Ia berharap hasil penilaian tersebut menjadi pemacu bagi seluruh desa untuk terus meningkatkan kesiapsiagaan menghadapi berbagai potensi bencana.
“Dengan kegiatan ini saya berharap komitmen kita semakin kuat untuk mewujudkan Kabupaten Rembang yang aman, tangguh, dan siap menghadapi berbagai jenis bencana,” katanya.
Sementara itu, Pelaksana Tugas (Plt.) Kepala Pelaksana BPBD Kabupaten Rembang, Muhammad Luthfi Hakim, menjelaskan Penilaian Ketangguhan Desa merupakan instrumen untuk mengukur kapasitas desa dalam menghadapi ancaman bencana, mulai dari aspek kebijakan, kelembagaan, perencanaan, pendanaan, peningkatan kapasitas masyarakat, hingga kesiapsiagaan dalam menghadapi situasi darurat.
Menurutnya, penilaian terhadap 130 desa di 14 kecamatan tersebut menjadi bagian dari upaya Pemerintah Kabupaten Rembang dalam membangun masyarakat yang tangguh terhadap bencana.
“Hasil penilaian ini bukan sekadar angka atau kategori, melainkan bahan evaluasi bersama untuk mengetahui kekuatan yang telah dimiliki sekaligus aspek-aspek yang perlu ditingkatkan oleh masing-masing desa,” jelasnya.
Luthfi berharap dokumen hasil penilaian dapat menjadi acuan bagi pemerintah desa dalam menyusun program dan kegiatan pengurangan risiko bencana sehingga kapasitas desa semakin meningkat dari waktu ke waktu.
“Kami berharap akan terbangun komitmen bersama untuk menindaklanjuti hasil penilaian ini sehingga terwujud desa-desa yang semakin tangguh, mandiri, dan siap menghadapi berbagai potensi bencana,” pungkasnya.
Berdasarkan hasil penilaian, kategori Tingkat Utama diberikan kepada desa yang memperoleh nilai minimal 80. Desa dalam kategori ini dinilai telah memiliki kapasitas yang sangat baik dalam pencegahan, kesiapsiagaan, penanganan darurat, hingga pemulihan pascabencana.
Tiga desa dengan nilai tertinggi yaitu Desa Tasikagung, Kecamatan Rembang, dengan nilai sempurna 100,00, disusul Desa Candimulyo, Kecamatan Sedan, dengan nilai 96,19, dan Desa Dasun, Kecamatan Lasem, dengan nilai 95,05.
Sementara itu, kategori Tingkat Madya diraih 57 desa dengan rentang nilai 60,00–79,99. Desa pada kategori ini dinilai telah memiliki kapasitas yang cukup baik, namun masih memerlukan penguatan pada aspek kelembagaan, sumber daya, dan kolaborasi masyarakat.

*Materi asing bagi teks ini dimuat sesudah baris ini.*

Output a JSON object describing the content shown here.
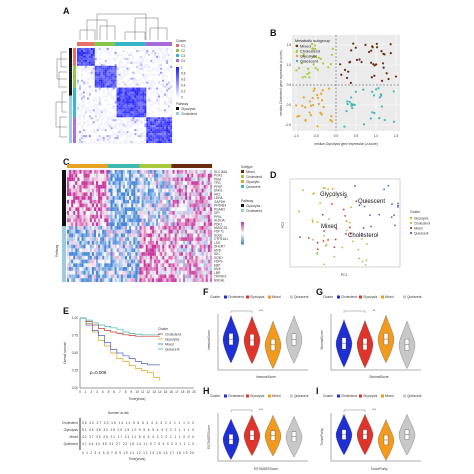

Adapun 12 desa masih berada pada kategori Tingkat Pratama dengan nilai di bawah 60, yakni Desa Pinggan (Bulu), Demaan dan Suntri (Gunem), Karanglincak, Kebloran, dan Pandangan Wetan (Kragan), Jolotundo dan Karangturi (Lasem), Tulung (Pamotan), serta Bajingmeduro, Gonggang, dan Gunungmulyo (Sarang).
Melalui Penilaian Ketangguhan Desa, Pemerintah Kabupaten Rembang berharap seluruh desa terus meningkatkan kapasitas dalam mengurangi risiko bencana, memperkuat kesiapsiagaan masyarakat, serta membangun kolaborasi lintas sektor demi mewujudkan Rembang yang aman, tangguh, dan berkelanjutan. (re/rd/kominfo)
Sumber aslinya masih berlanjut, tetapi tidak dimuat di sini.